NFL seasons are long, and without the proper preparation, they’re hellish.
I wouldn’t be surprised if MJD returns for Week 1, struggles out of the gate, then finds his sea legs and finishes in the top five in yards per scrimmage. However, I wouldn’t wager on it, nor will I draft him in any of my leagues unless he drops to the end of the second round or later.
So far, in all of the mock drafts I’ve participated in, that’s never happened.
Players that I’d draft over Jones-Drew that are going after him include Matt Forte, Darren McFadden, Rob Gronkowski, Jimmy Graham Larry Fitzgerald, and Greg Jennings.
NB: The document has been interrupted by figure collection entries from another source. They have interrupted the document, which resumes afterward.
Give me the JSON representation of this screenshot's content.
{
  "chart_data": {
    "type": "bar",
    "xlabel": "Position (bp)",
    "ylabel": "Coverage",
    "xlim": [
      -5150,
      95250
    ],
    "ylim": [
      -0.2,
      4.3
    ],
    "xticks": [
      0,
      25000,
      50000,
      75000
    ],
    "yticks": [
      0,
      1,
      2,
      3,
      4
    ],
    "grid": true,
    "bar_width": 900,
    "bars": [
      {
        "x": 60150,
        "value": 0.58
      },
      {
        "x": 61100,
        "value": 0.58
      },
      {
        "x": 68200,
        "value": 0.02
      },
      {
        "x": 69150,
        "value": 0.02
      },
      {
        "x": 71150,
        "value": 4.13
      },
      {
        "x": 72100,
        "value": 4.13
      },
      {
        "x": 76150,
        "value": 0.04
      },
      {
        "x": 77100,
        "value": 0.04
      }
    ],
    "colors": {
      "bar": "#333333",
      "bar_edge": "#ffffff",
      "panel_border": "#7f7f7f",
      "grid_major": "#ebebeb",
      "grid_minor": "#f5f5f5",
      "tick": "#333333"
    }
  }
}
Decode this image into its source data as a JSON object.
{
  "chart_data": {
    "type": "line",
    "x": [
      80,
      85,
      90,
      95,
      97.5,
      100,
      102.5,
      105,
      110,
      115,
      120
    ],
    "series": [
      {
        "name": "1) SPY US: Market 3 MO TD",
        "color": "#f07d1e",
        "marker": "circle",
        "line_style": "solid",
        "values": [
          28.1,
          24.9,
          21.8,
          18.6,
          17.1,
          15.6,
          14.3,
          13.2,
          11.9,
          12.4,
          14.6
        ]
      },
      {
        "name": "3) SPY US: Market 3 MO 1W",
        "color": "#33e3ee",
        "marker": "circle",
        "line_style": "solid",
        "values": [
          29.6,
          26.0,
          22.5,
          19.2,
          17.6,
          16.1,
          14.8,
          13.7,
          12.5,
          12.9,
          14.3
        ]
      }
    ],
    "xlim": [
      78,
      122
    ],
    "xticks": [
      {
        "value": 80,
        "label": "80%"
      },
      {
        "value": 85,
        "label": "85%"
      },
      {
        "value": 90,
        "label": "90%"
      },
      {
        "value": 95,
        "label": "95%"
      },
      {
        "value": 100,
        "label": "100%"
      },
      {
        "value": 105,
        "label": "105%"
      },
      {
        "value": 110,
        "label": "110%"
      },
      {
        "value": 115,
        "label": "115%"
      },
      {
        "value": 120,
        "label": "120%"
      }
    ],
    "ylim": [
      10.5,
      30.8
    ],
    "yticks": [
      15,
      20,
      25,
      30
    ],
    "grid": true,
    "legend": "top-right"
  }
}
Trent Richardson (ADP – 14.2, 36.0, 24.7)
Since 1995, only 14 rookie running backs have rushed for 80 or more yards per game over a minimum of 10 games played. No rookie running back has achieved this feat since 2008, when both Chris Johnson and Steve Slaton ran for over 1,200 yards each.
Rookie running backs continue to disappoint. Knowshon Moreno, Donald Brown, Beanie Wells, C.J. Spiller, Ryan Matthews, Jahvid Best, and Mark Ingram all failed to live up to the hype from a fantasy perspective and can’t be trusted as week-to-week starters.
That brings us to Trent Richardson, whose average draft position on Yahoo! is 14.2. Assuming that at least two of the top three quarterbacks are being drafted in the first round, and so, too, is Calvin Johnson, that means that Richardson is being drafted as an RB1. Owners are not only expecting sixteen full games from the rookie running back; they’re expecting him to produce at a top-ten level.
This is a huge risk, and a big mistake in my opinion.
With rookie Brandon Weeden at quarterback, Richardson will be expected to do a lot. Not only will he have to carry the ball a ton to balance the offense and control the clock, but he also has to master the playbook, understand protection schemes, and stay healthy in the process.
In February, Richardson underwent minor knee surgery, and was unable to participate in the NFL Combine. Less than two weeks ago, he underwent arthroscopic surgery to remove some cartilage and fragments from his knee. Because of rehabbing, the rookie running back has missed the first two games of the preseason.
The ESPN average draft position is where Richardson should be drafted, and even still, I’m not touching him. Players that are going after Richardson that I’d take ahead of him include Jamaal Charles, A.J. Green, Julio Jones, Hakeem Nicks, Michael Turner, Steven Jackson, Fred Jackson, and Darren Sproles.